|Appears in||Napoleon: Total War, The Peninsular Campaign|
|Belongs to||Great Britain (The Peninsular Campaign only), Spain|
|Soldiers in each unit||40/80/120/160|
|Produced from||Any building from the region capital of a traditionally Spanish region|
|Cost||340 SP/380 MP|
|Upkeep||110 (Great Britain)/80 (Spain)|
|Turns to Train||1|
Militia are often poorly equipped and trained, but are ideal for maintaining public order.
Men in the militia rarely expect to be sent into battle. It is their lot to act as reserves, or local law enforcers. As a result, if they do find themselves on a battlefield, they should be expected to run away, and not handle their weaponry with any great proficiency.
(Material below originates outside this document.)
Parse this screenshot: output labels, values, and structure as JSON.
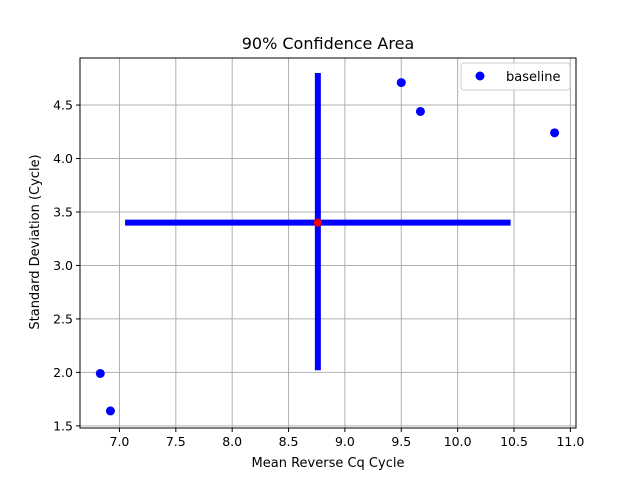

Militia may appear useless, then, but they are cheap to maintain and as plentiful as any bureaucrat could want.
In 1806, despite previous unfortunate experiences with disgruntled peasants, the Russian state recruited 600,000 serfs into the “opelchenie”, a militia. Training was basic, and weaponry similarly simple: the opelchenie were given pikes. After the French invasion of 1812 the opelchenie was no longer limited to serfs, and another 200,000 recruits joined in a national wave of patriotism. Some of this new cohort of serfs brought their own pitchforks and shovels as weapons.
Compared to standard Militia, Provincial Militia have slightly better defense but worse reloading skill. They are identical in all other regards.